Anyone know what the price for the lighter and ashtray package sells for on the 2005 GTO?


----------



## GTODEALER (Jan 7, 2005)

rollover said:


> Anyone know what the price for the lighter and ashtray package sells for on the 2005 GTO?


Front- $77.00
Rear- $69.00
.... and that is cheap, let me know! :cheers


----------



## JMJ80 (Sep 22, 2005)

absolutly no smokin in my goat, but i'm a nonsmoker :cheers 

"to each their own" :cool


----------



## rollover (Sep 16, 2005)

Actually, no smoking in any of my cars. I am looking for one for the extra power source. I don't like the power source for charging my cell phone in the center console. Sometimes I need to charge the phone while still being able to use it and I don't like driving with the console lid open.


----------



## Cottonfarmer (Jul 11, 2005)

rollover said:


> Actually, no smoking in any of my cars. I am looking for one for the extra power source. I don't like the power source for charging my cell phone in the center console. Sometimes I need to charge the phone while still being able to use it and I don't like driving with the console lid open.

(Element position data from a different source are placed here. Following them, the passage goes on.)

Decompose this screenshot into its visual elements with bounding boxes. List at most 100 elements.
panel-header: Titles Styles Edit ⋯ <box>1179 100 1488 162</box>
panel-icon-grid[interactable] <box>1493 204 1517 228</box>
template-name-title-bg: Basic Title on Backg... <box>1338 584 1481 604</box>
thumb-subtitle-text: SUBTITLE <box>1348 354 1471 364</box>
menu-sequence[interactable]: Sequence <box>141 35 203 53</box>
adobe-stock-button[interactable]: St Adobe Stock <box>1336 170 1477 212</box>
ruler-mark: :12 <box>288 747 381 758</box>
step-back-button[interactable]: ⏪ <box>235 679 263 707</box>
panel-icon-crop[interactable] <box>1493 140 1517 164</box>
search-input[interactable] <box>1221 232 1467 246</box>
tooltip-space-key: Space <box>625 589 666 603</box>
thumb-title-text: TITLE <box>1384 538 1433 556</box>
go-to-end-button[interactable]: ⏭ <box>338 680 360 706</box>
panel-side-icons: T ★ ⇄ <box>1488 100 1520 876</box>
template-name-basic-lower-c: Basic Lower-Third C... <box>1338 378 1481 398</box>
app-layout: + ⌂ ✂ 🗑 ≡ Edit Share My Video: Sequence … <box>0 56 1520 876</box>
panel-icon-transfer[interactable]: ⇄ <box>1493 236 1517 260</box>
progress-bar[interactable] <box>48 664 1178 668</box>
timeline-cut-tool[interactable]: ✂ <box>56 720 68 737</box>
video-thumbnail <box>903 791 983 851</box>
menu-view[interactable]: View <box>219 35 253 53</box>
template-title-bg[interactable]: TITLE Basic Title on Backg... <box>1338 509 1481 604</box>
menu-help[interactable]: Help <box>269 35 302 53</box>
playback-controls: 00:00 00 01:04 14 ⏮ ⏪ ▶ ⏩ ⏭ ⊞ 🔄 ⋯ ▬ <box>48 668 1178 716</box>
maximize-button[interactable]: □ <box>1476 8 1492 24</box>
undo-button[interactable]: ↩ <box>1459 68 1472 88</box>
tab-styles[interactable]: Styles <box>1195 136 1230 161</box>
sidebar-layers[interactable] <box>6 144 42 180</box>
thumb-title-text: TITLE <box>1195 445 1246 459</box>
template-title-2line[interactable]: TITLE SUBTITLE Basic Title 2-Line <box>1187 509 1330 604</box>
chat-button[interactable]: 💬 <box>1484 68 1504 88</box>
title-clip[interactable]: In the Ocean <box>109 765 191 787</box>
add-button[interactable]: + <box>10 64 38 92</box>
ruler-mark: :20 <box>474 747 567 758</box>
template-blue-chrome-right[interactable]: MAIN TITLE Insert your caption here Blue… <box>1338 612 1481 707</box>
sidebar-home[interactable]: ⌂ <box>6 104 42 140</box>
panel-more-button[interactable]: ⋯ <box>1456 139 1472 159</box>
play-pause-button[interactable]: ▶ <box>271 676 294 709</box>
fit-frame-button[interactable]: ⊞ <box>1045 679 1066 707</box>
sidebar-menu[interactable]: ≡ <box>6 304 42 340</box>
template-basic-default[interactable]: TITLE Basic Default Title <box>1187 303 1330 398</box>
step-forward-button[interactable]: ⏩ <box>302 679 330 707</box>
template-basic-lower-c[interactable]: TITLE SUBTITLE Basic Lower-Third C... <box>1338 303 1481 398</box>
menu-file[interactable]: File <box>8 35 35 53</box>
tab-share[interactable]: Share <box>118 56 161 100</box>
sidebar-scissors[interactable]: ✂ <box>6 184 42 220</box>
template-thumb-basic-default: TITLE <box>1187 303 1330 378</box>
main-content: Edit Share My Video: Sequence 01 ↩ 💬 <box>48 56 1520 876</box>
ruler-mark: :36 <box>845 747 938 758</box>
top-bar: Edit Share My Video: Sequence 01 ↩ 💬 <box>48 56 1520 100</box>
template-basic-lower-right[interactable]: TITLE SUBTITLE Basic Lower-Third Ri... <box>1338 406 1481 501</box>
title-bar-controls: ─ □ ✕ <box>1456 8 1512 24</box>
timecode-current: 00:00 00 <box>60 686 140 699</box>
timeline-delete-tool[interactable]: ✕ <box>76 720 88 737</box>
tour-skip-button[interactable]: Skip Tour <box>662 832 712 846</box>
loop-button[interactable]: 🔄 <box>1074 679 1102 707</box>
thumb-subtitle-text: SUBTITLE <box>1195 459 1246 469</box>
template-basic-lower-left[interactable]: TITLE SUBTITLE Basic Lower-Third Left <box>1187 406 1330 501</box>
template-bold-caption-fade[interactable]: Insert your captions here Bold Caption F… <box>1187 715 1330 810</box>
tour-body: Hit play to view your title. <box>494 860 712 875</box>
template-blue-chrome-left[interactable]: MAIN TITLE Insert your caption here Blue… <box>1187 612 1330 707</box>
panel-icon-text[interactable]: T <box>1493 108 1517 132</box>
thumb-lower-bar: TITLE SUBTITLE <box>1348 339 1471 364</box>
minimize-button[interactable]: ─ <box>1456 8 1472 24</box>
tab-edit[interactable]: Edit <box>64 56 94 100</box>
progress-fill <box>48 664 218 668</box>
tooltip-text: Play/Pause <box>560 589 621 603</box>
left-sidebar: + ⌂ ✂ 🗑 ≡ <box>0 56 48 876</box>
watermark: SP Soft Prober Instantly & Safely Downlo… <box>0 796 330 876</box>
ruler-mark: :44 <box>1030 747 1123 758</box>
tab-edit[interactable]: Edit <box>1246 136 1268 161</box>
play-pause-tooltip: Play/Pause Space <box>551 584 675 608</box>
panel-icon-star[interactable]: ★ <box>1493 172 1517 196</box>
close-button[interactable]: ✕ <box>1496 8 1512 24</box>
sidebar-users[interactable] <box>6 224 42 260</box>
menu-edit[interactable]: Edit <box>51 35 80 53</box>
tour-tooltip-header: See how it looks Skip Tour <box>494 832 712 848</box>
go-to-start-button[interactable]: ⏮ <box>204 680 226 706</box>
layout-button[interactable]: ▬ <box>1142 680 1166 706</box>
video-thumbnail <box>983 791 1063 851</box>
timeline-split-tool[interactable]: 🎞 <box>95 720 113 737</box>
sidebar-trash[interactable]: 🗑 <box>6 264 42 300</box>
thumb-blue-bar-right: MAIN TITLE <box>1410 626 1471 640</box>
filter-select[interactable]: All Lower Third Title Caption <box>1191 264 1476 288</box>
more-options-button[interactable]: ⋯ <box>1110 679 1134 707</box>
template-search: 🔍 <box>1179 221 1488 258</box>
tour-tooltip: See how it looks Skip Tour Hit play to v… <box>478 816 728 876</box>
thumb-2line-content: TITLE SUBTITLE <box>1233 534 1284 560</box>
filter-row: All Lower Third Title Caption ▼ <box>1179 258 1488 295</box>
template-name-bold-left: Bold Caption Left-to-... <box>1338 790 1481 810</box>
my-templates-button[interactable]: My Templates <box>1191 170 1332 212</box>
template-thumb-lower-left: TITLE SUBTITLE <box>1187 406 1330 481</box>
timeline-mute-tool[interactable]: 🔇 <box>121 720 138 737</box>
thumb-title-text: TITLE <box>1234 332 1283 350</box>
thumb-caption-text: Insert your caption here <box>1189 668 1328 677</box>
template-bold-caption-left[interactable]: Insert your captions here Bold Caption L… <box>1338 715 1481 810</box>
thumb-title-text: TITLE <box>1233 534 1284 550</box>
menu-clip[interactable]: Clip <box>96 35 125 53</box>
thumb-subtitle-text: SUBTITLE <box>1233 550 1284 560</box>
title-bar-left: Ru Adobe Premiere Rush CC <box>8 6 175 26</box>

Go ahead and plug it up, run the wire out the side and close the console lid. Won't pinch the wire. I have charged my phone and powered my GPS with the lid closed. If you need two power sources, get a cigarette lighter splitter from Radio Shack (@$7.00).


----------



## JMJ80 (Sep 22, 2005)

rollover said:


> Actually, no smoking in any of my cars. I am looking for one for the extra power source. I don't like the power source for charging my cell phone in the center console. Sometimes I need to charge the phone while still being able to use it and I don't like driving with the console lid open.


i hear that.


----------



## mnstrundhd (Jul 22, 2005)

I paid $90 for a front ashtray and the dealer installed for free. Don't smoke. It is for my radar detector only.


----------



## rollover (Sep 16, 2005)

I hard-wired the escort. Couldn't stand that cord hanging down the dash. Didn't realize that you could close the lid without pinching the cord. Learn something new about these cars everyday. That space under the radio is pretty useless seeing as you can't even get a pair of sunglasses in there. Right now I just have the registration and insurance card in there seeing as you never know when that will come into play.


----------



## Firstgoat (Oct 1, 2005)

Been kinda wondering about that also, I want to hard wire my V1 but there seems to be a lack of lighter to plug into. Can one just buy the harness for the lighter and if so where does it plug into?
Also I like to keep my detecter out of sight on the windshield just to the right of the rear view mirror. But they have those d**n bumps there, where do you guys mount you detectors? :willy: 
Dash is too low, and in the middle of the windshield will get you a ticket every time your stopped!


----------



## rollover (Sep 16, 2005)

What I did was went to RatShack and bought a 12ft black phone cord and ran that along the bottom of the windshield tucked behind the dash toward the left side of the car and into the fuse box where there are plenty of fuses to tap into and a few good ground spots. Not sure which fuse I ran it to but it turns off/on with the ignition. This way I never have to worry about leaving it on when I get out of the car. Since you keep yours so high up on the windshield, you can run the phone cord up and tuck it into the headliner and run down the drivers side pillar to the fuse box. This is how I ran the wiring for my Gentex mirror.


----------



## EEZ GOAT (Jul 9, 2005)

JMJ80 said:


> absolutly no smokin in my goat, but i'm a nonsmoker :cheers
> 
> "to each their own" :cool


 :agree :cheers


----------



## xMeekSx (Mar 7, 2006)

Anyone have any pics of the rear ashtray and where it goes? The little cover for the small storage behind the center console on mine seems to be broken.


----------